A couple of our readers have pointed to an example of how the debate over science education has divided conservative ranks. Joel Walker is a candidate for the local school board in College Station, home of Texas State Board of Education chairman Don McLeroy. While we can’t endorse Mr. Walker’s candicacy, we found his perspective on science education refreshing. If you want to read a self-described conservative Republican’s defense of sound science education, check this out.
Excerpts:
The proponents of [“intelligent design”] are generally careful to avoid explicit religious language, and often cast themselves as the protectors of science, innocuously seeking to probe the “strengths and weaknesses” of evolutionary biology and big-bang cosmology in an open minded manner. Certainly science embraces skepticism, but there is a deep flaw in the vision of science which is being advocated. Skepticism in the face of a preponderance of evidence is only unreasonable doubt.
Admitting some few exceptions, the considered verdict on these matters among active researchers in the relevant fields is settled, with a statistical weight approaching unanimity.
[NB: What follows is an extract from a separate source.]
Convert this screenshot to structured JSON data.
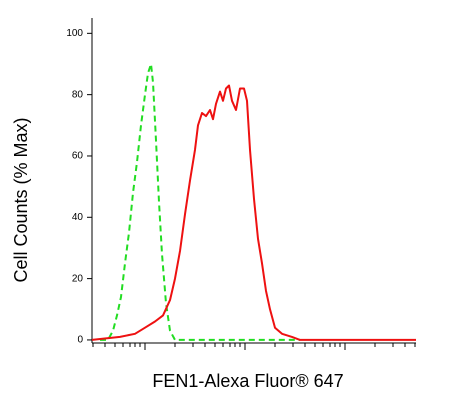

It is inappropriate to ask our high school students to sit in their judgment; we must first simply educate them as to what has been learned. Surely the ultimate truths of science are not up for, nor are ever settled by, a vote of men. As a practical matter however, the science standards of our state are up for vote once each decade. An entrenched mindset bordering on reflexive antipathy to the opinions of our most distinguished scholars has no place on our State Board of Education.